EL PAÍS

La bataille perdue

Certaines batailles ont déjà été perdues, ou le sont pour le moment. Peut-être qu’ils ne se sont jamais pleinement produits. Beaucoup de gens ont décidé de faire confiance aux canulars et il est inutile que ces erreurs se révèlent fausses ou soient démantelées par des arguments. Les faits ne suffisent pas à ceux qui ont choisi de croire et sont arrivés à la conclusion, tromperie après tromperie, qu’ils ne seront pas trompés de la même manière que les autres. Ce ne sont pas seulement de fausses informations qui semblent vraies et qui sont souvent diffusées involontairement, d’un téléphone à l’autre ; mais des autres : ceux qui provoquent délibérément la peur ou la haine parce qu'ils veulent que tout explose.

Nous avons dit pendant de nombreuses années que les réseaux sociaux n’étaient pas la vie réelle, mais que ce n’était pas parce qu’il s’agissait d’un monde virtuel qu’il s’agissait d’un monde fictif. Désormais, l’information arrive plus tôt par les réseaux que par les médias conventionnels, coincés dans l’éternelle et insoluble crise du journalisme. Aujourd’hui, la vie a une dynamique typique des réseaux : ceux qui crient ou argumentent le plus obtiennent plus de visibilité. On peut être banni pour avoir décrit ce qu'on a vu de ses yeux et, à l'inverse, on peut accéder à la notoriété pour avoir spéculé sur tout ce qu'on n'a pas vu. Le résultat est une société segmentée en groupes d’adeptes, qui mêle vérité et mensonge et est vouée à la polarisation partisane. Le monde s’explique dans ses divisions et les opinions ont plus de poids que les faits. Après tout, les opinions sont objectives et les faits sont subjectifs.

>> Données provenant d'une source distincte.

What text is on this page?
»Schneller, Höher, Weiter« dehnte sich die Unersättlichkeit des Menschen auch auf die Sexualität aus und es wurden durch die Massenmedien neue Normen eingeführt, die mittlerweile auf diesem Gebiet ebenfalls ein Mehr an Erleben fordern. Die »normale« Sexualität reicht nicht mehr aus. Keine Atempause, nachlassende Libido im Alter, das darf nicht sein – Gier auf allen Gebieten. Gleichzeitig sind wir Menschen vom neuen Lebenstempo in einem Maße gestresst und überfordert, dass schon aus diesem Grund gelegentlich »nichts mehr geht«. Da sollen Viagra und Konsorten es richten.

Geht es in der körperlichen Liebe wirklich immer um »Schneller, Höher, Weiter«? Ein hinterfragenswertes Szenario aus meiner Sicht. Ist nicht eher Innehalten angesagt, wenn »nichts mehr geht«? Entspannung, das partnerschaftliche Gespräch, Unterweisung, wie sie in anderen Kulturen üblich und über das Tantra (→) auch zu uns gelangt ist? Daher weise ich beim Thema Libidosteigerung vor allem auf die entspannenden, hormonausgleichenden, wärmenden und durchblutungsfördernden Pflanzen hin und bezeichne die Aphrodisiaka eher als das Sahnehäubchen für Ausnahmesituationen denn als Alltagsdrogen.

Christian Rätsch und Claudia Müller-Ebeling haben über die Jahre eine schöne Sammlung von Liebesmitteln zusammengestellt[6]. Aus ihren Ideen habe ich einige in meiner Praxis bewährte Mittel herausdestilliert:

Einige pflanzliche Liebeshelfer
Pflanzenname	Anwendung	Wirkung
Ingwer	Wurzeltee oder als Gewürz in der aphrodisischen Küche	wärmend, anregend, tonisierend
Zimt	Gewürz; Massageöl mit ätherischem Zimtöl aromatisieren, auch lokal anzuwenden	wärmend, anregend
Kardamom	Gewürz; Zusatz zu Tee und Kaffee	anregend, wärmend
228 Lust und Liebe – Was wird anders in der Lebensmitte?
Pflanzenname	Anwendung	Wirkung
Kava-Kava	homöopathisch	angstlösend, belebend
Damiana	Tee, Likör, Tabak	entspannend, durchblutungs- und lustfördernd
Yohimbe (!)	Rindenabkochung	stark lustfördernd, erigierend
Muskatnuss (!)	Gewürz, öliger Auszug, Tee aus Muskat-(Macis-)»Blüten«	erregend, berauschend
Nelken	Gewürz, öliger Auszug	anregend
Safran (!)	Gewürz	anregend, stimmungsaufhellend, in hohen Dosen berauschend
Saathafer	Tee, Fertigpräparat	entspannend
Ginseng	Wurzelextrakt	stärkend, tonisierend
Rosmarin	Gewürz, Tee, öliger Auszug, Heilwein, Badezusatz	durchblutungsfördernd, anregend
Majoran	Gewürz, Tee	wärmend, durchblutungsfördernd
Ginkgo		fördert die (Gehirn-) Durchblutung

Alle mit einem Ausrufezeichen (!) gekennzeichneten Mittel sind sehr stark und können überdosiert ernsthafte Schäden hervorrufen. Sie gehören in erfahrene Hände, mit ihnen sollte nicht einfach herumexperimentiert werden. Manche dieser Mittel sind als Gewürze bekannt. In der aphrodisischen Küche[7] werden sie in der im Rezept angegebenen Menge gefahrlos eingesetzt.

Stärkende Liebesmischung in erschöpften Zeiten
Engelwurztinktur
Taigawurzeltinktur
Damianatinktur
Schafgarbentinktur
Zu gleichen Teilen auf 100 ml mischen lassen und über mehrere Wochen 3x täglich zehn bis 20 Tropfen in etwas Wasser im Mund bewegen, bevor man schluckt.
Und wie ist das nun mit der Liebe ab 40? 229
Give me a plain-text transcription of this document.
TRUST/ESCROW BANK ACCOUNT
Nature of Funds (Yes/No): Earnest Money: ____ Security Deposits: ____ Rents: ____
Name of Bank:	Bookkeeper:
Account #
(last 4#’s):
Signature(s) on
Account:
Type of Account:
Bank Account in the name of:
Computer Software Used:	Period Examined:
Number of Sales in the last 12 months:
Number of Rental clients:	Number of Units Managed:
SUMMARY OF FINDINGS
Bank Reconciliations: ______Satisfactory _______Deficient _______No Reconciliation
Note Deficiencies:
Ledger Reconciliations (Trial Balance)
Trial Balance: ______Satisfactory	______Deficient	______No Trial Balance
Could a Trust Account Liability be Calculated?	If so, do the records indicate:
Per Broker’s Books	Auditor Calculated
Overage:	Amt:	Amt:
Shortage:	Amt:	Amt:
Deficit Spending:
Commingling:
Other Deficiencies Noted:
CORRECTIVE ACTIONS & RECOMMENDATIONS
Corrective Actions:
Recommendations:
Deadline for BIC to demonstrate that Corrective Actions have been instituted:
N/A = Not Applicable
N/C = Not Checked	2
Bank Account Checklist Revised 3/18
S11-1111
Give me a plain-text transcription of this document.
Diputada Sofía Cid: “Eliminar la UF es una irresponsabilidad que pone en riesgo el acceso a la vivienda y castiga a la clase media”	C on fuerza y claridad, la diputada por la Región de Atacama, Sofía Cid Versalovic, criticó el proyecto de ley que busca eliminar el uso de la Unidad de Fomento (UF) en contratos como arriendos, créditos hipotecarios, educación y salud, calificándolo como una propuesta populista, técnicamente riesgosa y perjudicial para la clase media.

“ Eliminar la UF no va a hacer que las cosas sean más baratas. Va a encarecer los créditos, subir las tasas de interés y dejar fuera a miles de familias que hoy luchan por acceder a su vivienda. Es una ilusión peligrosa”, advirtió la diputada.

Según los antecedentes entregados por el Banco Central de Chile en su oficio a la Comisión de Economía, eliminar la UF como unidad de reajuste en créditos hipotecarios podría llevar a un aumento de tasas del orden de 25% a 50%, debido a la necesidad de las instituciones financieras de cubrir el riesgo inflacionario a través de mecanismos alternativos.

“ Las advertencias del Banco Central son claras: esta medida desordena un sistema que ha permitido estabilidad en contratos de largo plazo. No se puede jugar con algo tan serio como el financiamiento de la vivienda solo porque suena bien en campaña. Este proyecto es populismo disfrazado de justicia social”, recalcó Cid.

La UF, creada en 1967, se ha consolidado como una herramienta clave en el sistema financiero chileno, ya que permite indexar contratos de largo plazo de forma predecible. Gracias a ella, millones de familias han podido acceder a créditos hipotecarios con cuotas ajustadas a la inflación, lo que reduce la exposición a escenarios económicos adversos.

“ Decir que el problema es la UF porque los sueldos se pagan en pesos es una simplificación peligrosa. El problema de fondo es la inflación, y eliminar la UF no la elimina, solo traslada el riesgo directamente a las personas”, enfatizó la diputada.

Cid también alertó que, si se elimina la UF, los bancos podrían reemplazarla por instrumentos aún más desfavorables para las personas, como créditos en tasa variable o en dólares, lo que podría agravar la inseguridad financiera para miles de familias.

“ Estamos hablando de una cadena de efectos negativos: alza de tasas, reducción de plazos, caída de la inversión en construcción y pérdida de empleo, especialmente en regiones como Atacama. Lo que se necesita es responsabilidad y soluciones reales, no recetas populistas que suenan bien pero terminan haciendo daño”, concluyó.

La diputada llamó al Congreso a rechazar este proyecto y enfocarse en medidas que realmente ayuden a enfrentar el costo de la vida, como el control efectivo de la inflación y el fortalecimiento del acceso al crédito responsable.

La tragédie de Valence a démontré une fois de plus la portée des canulars et, plus encore, combien il est difficile de les combattre. Ils proposent une explication rapide, même si elle est fausse, et nourrissent le sentiment de suspicion. Il est probable que c'est la seule vérité qu'ils contiennent, même au-dessus de leur vocation à croire : la vocation que les gens ne croient à rien d'autre. Qu'il se méfie. Qu'il se méfie. Qu’il n’y a pas de vérité et que l’incertitude ne peut être combattue que par la suspicion. Une société méfiante et méfiante.

Pour ceux qui ont décidé de croire, la bataille des faits est perdue. Le journalisme doit remplir sa fonction et raconter ce qui est prouvé, car les faits sont plus que jamais nécessaires, même s'ils sont bannis. Mais cela ne suffit pas et il faut l’assumer au plus vite : il est déjà plus difficile de démanteler un canular que de confirmer un gros titre.

La question de savoir ce que nous pouvons faire nous invite à répondre qu’il n’y a pas d’autre issue que de continuer à faire ce qui est exigé du journalisme : son travail. Sincérité et précision, selon les mots de Bernard Williams. Mais l’inertie de l’époque laisse penser que cela ne changera pas grand-chose. Peut-être que le temps les change, c'est ce qu'on dit quand on ne sait pas quoi dire. En attendant, il est logique de se demander comment nous en sommes arrivés là et si cette conspiration contre les faits ne peut s’expliquer que par la qualité de l’organisation des propageurs de mensonges. Nous avons fait quelque chose de mal si d’autres nous prenaient devant de nombreuses personnes ce qu’il a fallu des années pour obtenir : leur crédibilité et leur confiance.